Whatever disputes there may be about these questions, judges and juries should not resolve those disputes, or decide which position is unreasonable. Likewise, it is not for judges and juries to decide whether it is reasonable for a church to use the word "adultery" to refer to congregants' being seduced by their pastor, regardless of whether this distresses those people. "It is not the province of the courts to inquire as to the soundness or reasonableness of religious beliefs." Wilmes v. Tiernay, 174 N.W. 271, 272 (Iowa 1919) (quoting Moran v. Moran, 73 N.W. 617, 621 (Iowa 1897)). The "reasonableness of [religious] statements is protected from judicial scrutiny by the First Amendment," including in tort lawsuits alleging negligence. Smith v. Tilton, 3 S.W.3d 77, 85-86 (Tex. Ct. App. 1999) (rejecting negligent misrepresentation claim based on such religious statements); see also, e.g., Braverman v. Granger, 844 N.W.2d 485 (Mich. Ct. App. 2014) (jury in negligence cases may not, in determining whether Jehovah's Witness defendant reasonably refused a blood transfusion, evaluate the "reasonableness of the tenets of the person's religion or the reasonableness of the person's decision to abide by his or her religious beliefs").

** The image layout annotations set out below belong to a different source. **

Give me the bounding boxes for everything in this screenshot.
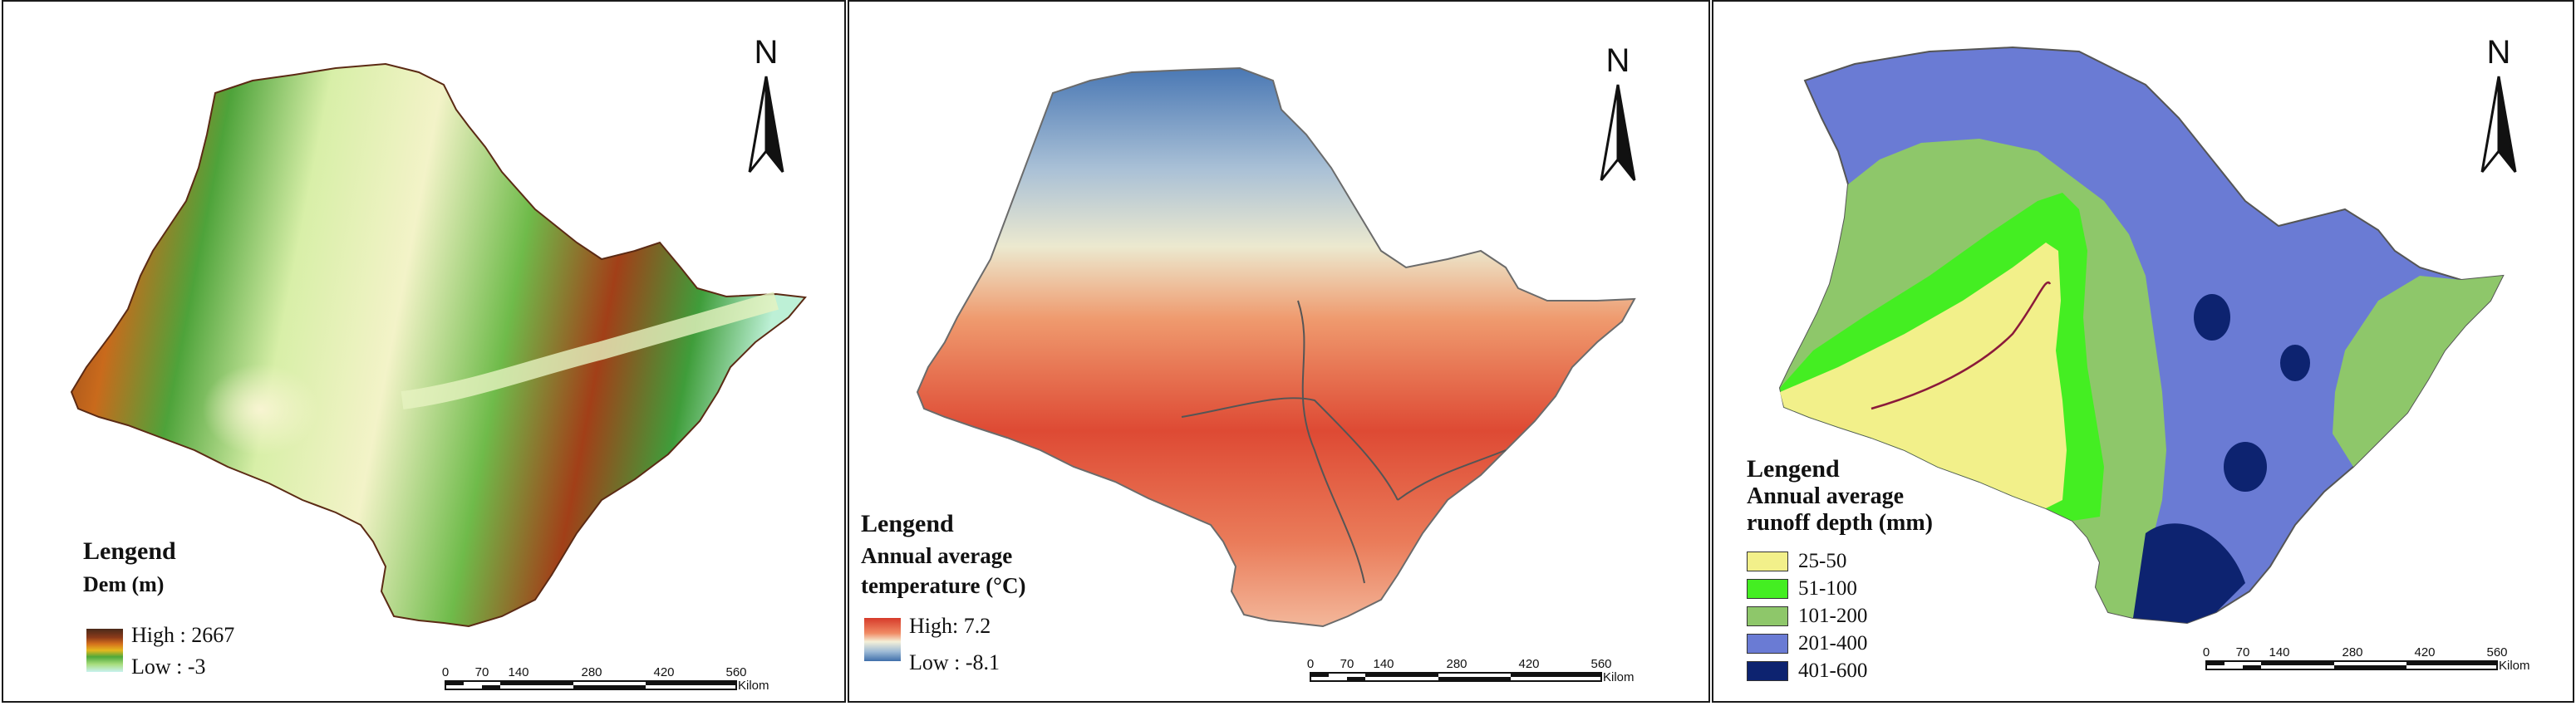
scale-tick: 140 xyxy=(1373,657,1394,671)
legend-low-label: Low : -3 xyxy=(131,655,206,679)
legend-title: Lengend xyxy=(1747,455,1840,483)
legend-class-item: 51-100 xyxy=(1747,577,1857,601)
scale-tick: 420 xyxy=(653,665,674,679)
scale-tick: 70 xyxy=(1340,657,1354,671)
north-label: N xyxy=(1606,42,1630,79)
north-label: N xyxy=(755,34,779,71)
temperature-region-shape xyxy=(916,66,1636,628)
scale-tick: 0 xyxy=(1307,657,1314,671)
legend-high-label: High : 2667 xyxy=(131,623,235,647)
legend-class-label: 51-100 xyxy=(1798,577,1857,600)
legend-subtitle-line1: Annual average xyxy=(1747,483,1904,509)
scale-unit: Kilometers xyxy=(1603,670,1635,684)
legend-title: Lengend xyxy=(861,510,954,537)
scale-tick: 280 xyxy=(581,665,602,679)
temperature-color-ramp xyxy=(864,618,901,661)
dem-region-shape xyxy=(70,62,807,628)
legend-subtitle: Dem (m) xyxy=(83,572,165,596)
runoff-class-401-600-patch xyxy=(2194,294,2230,341)
north-label: N xyxy=(2487,34,2511,71)
legend-high-label: High: 7.2 xyxy=(909,614,991,638)
north-arrow-icon: N xyxy=(2480,34,2517,173)
legend-subtitle-line2: runoff depth (mm) xyxy=(1747,510,1933,536)
temperature-map-panel: Lengend Annual average temperature (°C) … xyxy=(848,0,1710,703)
runoff-map xyxy=(1778,46,2505,625)
scale-tick: 70 xyxy=(475,665,489,679)
scale-tick: 420 xyxy=(2414,645,2435,659)
legend-class-label: 401-600 xyxy=(1798,659,1868,682)
runoff-class-401-600-patch xyxy=(2133,523,2245,623)
dem-color-ramp xyxy=(86,629,123,672)
runoff-map-panel: Lengend Annual average runoff depth (mm)… xyxy=(1712,0,2574,703)
legend-class-label: 201-400 xyxy=(1798,632,1868,655)
dem-map xyxy=(70,62,807,628)
scale-tick: 280 xyxy=(1446,657,1467,671)
legend-swatch xyxy=(1747,661,1788,681)
scale-bar: 0 70 140 280 420 560 Kilometers xyxy=(442,665,769,693)
legend-swatch xyxy=(1747,579,1788,599)
scale-unit: Kilometers xyxy=(738,679,769,693)
scale-bar: 0 70 140 280 420 560 Kilometers xyxy=(2203,645,2530,673)
scale-tick: 280 xyxy=(2342,645,2362,659)
scale-unit: Kilometers xyxy=(2499,659,2530,673)
scale-tick: 0 xyxy=(442,665,449,679)
scale-tick: 0 xyxy=(2203,645,2210,659)
north-arrow-icon: N xyxy=(748,34,784,173)
scale-tick: 560 xyxy=(2486,645,2507,659)
scale-tick: 140 xyxy=(2269,645,2289,659)
legend-class-label: 25-50 xyxy=(1798,550,1847,572)
scale-bar: 0 70 140 280 420 560 Kilometers xyxy=(1307,657,1635,684)
temperature-map xyxy=(916,66,1636,628)
legend-class-item: 25-50 xyxy=(1747,550,1846,573)
legend-class-item: 201-400 xyxy=(1747,632,1867,655)
legend-low-label: Low : -8.1 xyxy=(909,650,1000,674)
dem-map-panel: Lengend Dem (m) High : 2667 Low : -3 N 0… xyxy=(2,0,846,703)
dem-valley xyxy=(401,292,779,409)
legend-subtitle-line2: temperature (°C) xyxy=(861,573,1026,598)
legend-swatch xyxy=(1747,634,1788,654)
north-arrow-icon: N xyxy=(1600,42,1636,181)
legend-class-item: 101-200 xyxy=(1747,605,1867,628)
province-boundary xyxy=(1181,397,1399,501)
legend-swatch xyxy=(1747,606,1788,626)
scale-tick: 140 xyxy=(508,665,528,679)
dem-plain-lowland xyxy=(186,309,419,492)
isoline xyxy=(1871,281,2052,410)
legend-swatch xyxy=(1747,552,1788,571)
runoff-class-101-200-east xyxy=(2333,276,2503,467)
legend-class-item: 401-600 xyxy=(1747,659,1867,683)
legend-class-label: 101-200 xyxy=(1798,605,1868,627)
runoff-class-25-50 xyxy=(1780,243,2067,508)
legend-subtitle-line1: Annual average xyxy=(861,543,1013,568)
province-boundary xyxy=(1397,449,1507,501)
legend-title: Lengend xyxy=(83,537,176,565)
province-boundary xyxy=(1297,300,1365,584)
runoff-class-401-600-patch xyxy=(2280,345,2310,381)
scale-tick: 70 xyxy=(2236,645,2250,659)
runoff-class-401-600-patch xyxy=(2224,442,2267,492)
scale-tick: 560 xyxy=(725,665,746,679)
scale-tick: 560 xyxy=(1590,657,1611,671)
scale-tick: 420 xyxy=(1518,657,1539,671)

And liability for allegedly unreasonable religious statements is foreclosed even when the statements seriously distress people. Religions deal with matters that are deeply important to their members, both because they can touch on eternal life or eternal damnation, and because people's family and social lives are often centered on the church. Religious teachings, as well as related practices such as excommunication, shunning, prohibition of interfaith marriages, and more, can thus often deeply distress some members or ex-members of a religious group. Nonetheless, these religious teachings and practices are protected by the First Amendment. See, e.g., Sands v. Living Word Fellowship, 34 P.3d 955, 959 (Alaska 2001) (religiously motivated shunning cannot form the basis of a negligence claim, even when it led plaintiff to a suicide attempt that left him permanently paralyzed).

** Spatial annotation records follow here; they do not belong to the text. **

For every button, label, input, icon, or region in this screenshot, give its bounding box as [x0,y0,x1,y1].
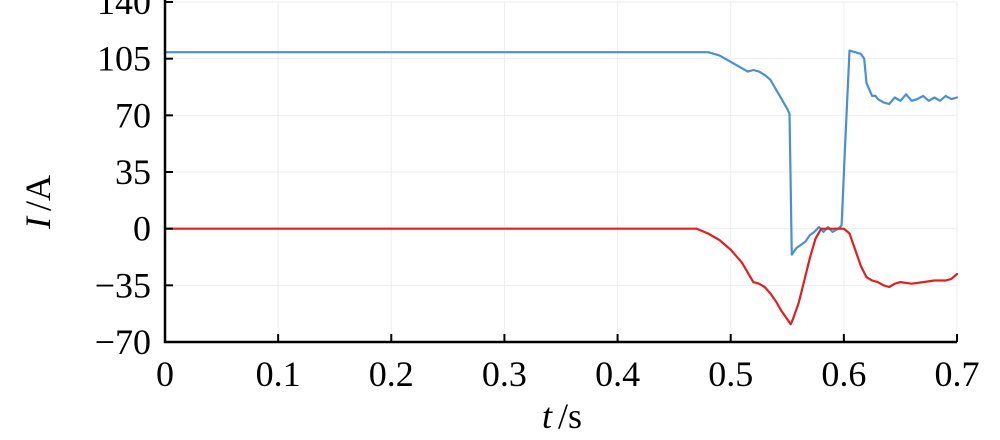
y-tick-label: 70 [115,95,151,135]
x-tick-label: 0.3 [482,354,527,394]
y-tick-label: 35 [115,152,151,192]
x-axis-unit: /s [558,396,582,436]
y-tick-label: 140 [97,0,151,22]
x-tick-label: 0.5 [708,354,753,394]
y-axis-var: I [18,215,58,230]
x-tick-label: 0.2 [369,354,414,394]
y-tick-labels: −70 −35 0 35 70 105 140 [95,0,151,362]
y-axis-label: I/A [18,175,58,230]
x-tick-label: 0.4 [595,354,640,394]
x-tick-label: 0.6 [821,354,866,394]
x-tick-label: 0 [156,354,174,394]
y-tick-marks [165,1,173,343]
x-axis-label: t/s [542,396,582,436]
y-tick-label: −35 [95,265,151,305]
x-tick-marks [164,334,958,342]
series-line-1 [163,49,959,256]
y-tick-label: 105 [97,39,151,79]
series-layer [163,49,959,326]
x-tick-labels: 0 0.1 0.2 0.3 0.4 0.5 0.6 0.7 [156,354,980,394]
x-axis-var: t [542,396,553,436]
x-tick-label: 0.7 [935,354,980,394]
y-tick-label: −70 [95,322,151,362]
series-line-2 [163,227,959,326]
x-tick-label: 0.1 [256,354,301,394]
y-tick-label: 0 [133,209,151,249]
y-axis-unit: /A [18,175,58,211]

[IV.] The First Amendment protects "counterculture practices" as much as it protects the mainstream culture.
Plaintiffs argue that "counterculture practices" such as Covenant's "will often be accompanied by negative legal consequences." Appellants' Proof Brief 24. But the First Amendment protects countercultural speech and religious belief as much as it protects the mainstream culture. Indeed, countercultural speech and beliefs especially need constitutional protection. "The First Amendment protects the right of individuals to hold a point of view different from the majority …." Wooley v. Maynard, 430 U.S. 705, 715 (1977).
Conclusion
Covenant has a free speech right to voice its opinion about what constitutes adultery, even when such judgments are disputed. Covenant's speech is protected under the Religion Clauses because it is a religious judgment about moral responsibility. The First Amendment precludes negligence liability for such speech, even if it emotionally distresses plaintiffs. And there is no "countercultural practices" exception to the First Amendment. This Court therefore ought to affirm the District Court's decision to dismiss the plaintiffs' claims.